私は、それが、その幻覚が真実であることを、望んでいるのだ。
ちょうど、夢から覚めるのを嫌がる、寒い冬の朝の子供たちのように。私は、その幻覚が偽物だと気づかないことを、自ら選択しているのだ。
失われたものについての、記憶。
ライブの前日の、立ち入り禁止のステージを見つめながら、私が最初に胸の痛みを覚えたとき、確かに、はっきりと、その感覚があった。空に飛んで行ってしまった風船、実現しなかった大きなステージでのパフォーマンス、そんな、失ったものについての記憶。私の気持ちをいつも縛り付けて、動けなくしてしまう記憶たち。それを「思い出す」たびに、私は決まってこの胸の痛みに襲われるのだった。

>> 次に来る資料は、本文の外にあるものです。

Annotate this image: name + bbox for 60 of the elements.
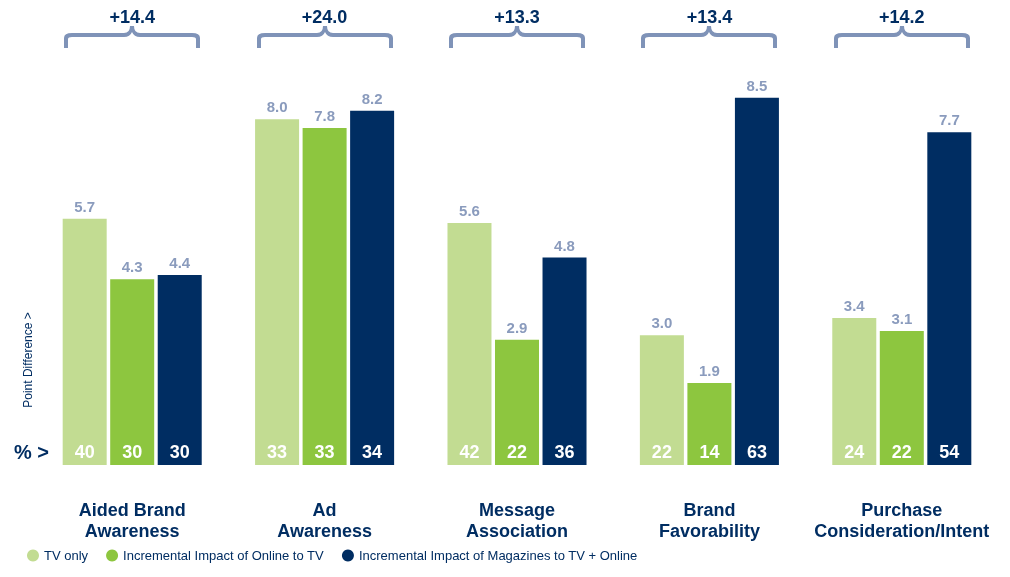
data-label: 8.5 xyxy=(746,76,768,94)
bar xyxy=(832,318,877,465)
bar xyxy=(302,127,347,465)
data-label: 8.2 xyxy=(361,89,383,107)
annotation: 34 xyxy=(362,442,383,462)
annotation: 30 xyxy=(122,442,143,462)
data-label: 5.6 xyxy=(459,202,480,220)
bar xyxy=(350,110,395,465)
y-axis-title: Point Difference > xyxy=(21,312,35,408)
data-label: 8.0 xyxy=(266,98,288,116)
data-label: 5.7 xyxy=(74,197,96,215)
annotation: 24 xyxy=(844,442,865,462)
data-label: 3.1 xyxy=(891,310,913,328)
text: +14.4 xyxy=(109,7,155,27)
legend-label: Incremental Impact of Online to TV xyxy=(123,548,325,563)
data-label: 2.9 xyxy=(506,318,528,336)
bar xyxy=(542,257,587,465)
bar xyxy=(687,382,732,465)
legend-label: Incremental Impact of Magazines to TV + Online xyxy=(358,548,638,563)
data-label: 3.4 xyxy=(843,297,866,315)
bar xyxy=(927,132,972,465)
x-tick-label: Message Association xyxy=(465,499,569,541)
x-tick-label: Brand Favorability xyxy=(658,499,760,541)
text: +13.3 xyxy=(494,7,540,27)
annotation: 30 xyxy=(169,442,190,462)
text: +13.4 xyxy=(686,7,733,27)
bar xyxy=(110,279,155,465)
annotation: 33 xyxy=(267,442,288,462)
data-label: 4.3 xyxy=(121,258,143,276)
data-label: 4.4 xyxy=(169,253,191,271)
x-tick-label: Ad Awareness xyxy=(277,499,372,541)
annotation: 42 xyxy=(459,442,480,462)
bar xyxy=(255,119,300,465)
annotation: 14 xyxy=(699,442,720,462)
annotation: 22 xyxy=(891,442,912,462)
annotation: 40 xyxy=(74,442,95,462)
bar xyxy=(157,274,202,465)
annotation: % > xyxy=(14,441,50,463)
data-label: 7.8 xyxy=(314,106,336,124)
bar xyxy=(62,218,107,465)
annotation: 36 xyxy=(554,442,575,462)
x-tick-label: Purchase Consideration/Intent xyxy=(814,499,990,541)
annotation: 63 xyxy=(746,442,767,462)
annotation: 33 xyxy=(314,442,335,462)
text: +14.2 xyxy=(879,7,925,27)
bar xyxy=(734,97,779,465)
annotation: 54 xyxy=(939,442,960,462)
legend-label: TV only xyxy=(44,548,89,563)
bar xyxy=(879,331,924,465)
data-label: 7.7 xyxy=(938,111,960,129)
bar xyxy=(639,335,684,465)
x-tick-label: Aided Brand Awareness xyxy=(78,499,186,541)
bar xyxy=(495,339,539,465)
data-label: 3.0 xyxy=(651,314,673,332)
data-label: 1.9 xyxy=(698,361,720,379)
bar xyxy=(447,223,492,465)
annotation: 22 xyxy=(651,442,672,462)
data-label: 4.8 xyxy=(554,236,575,254)
text: +24.0 xyxy=(301,7,348,27)
annotation: 22 xyxy=(506,442,528,462)
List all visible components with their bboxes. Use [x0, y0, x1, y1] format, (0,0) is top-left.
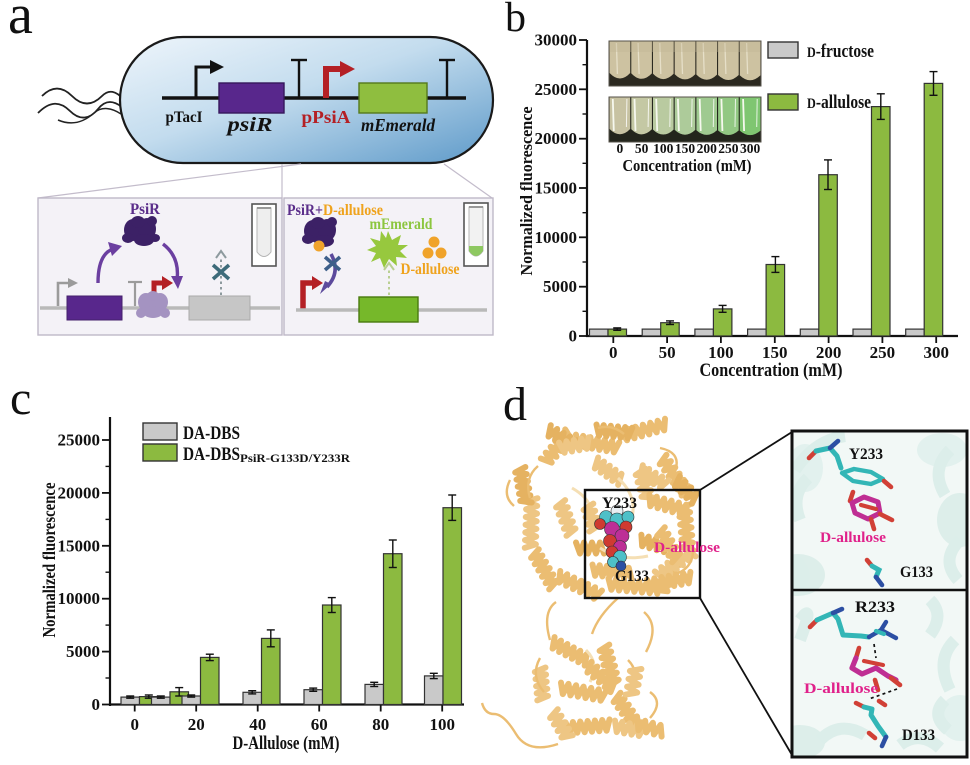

そうだ。私は、ありもしない幻を見ているんじゃない。それを「思い出し」ているのだ。
失ってしまったもの。言い換えれば、確かに存在していたもの。
みんなで力を合わせて、大成功のうちに終わったライブも、悲しみを全て私に託してくれる椎香も、絶対に存在していたはずなんだ。いや、むしろそれこそが「本物」のはずなんだ。今の、このおかしな現実の方が、偽物なんだ。どこかで世界が狂ってしまったんだ……。
「うわあああぁぁぁん!! お父さあああぁぁぁん!」
私の胸の痛みをすっかり覚ましてしまったその声が、まだ叫んでいる。明らかに椎香のものではないその声が、「本物の」椎香のように、叫んでいるのだ。
――その声の主は、妙有だった。
「お父さあああぁぁぁん、いやだよおおおぉぉぉ! いかないでよおおおぉぉぉ!」
「――妙有!」
椎香のお父さんの亡骸にへばりついて、周囲を唖然とさせるほどの大声で泣き叫んでいる妙有を、私は引き剥がした。
「……た、妙有! 椎香のお父さんがこんなことになって、悲しいのはわかるけど、いくらなんでもおかしいよ! みんな不審に思っているじゃない!」
「放して! いやだあああ! お父さあああん!」
妙有は、まるでそれが自分のお父さんであるように、我を忘れて泣き叫んでいた。
わけが分からなかった。
椎香も妙有も、おかしくなってしまっていた。もうすっかり狂っていた。
もしこれが夢ならば、いや、現実であっても、悪夢と呼ぶしかなかった。
そして、理論上、最悪の悪夢があるとすれば、それは、覚めることのない悪夢なのだった。
そう、この私の目の前の、現実のように。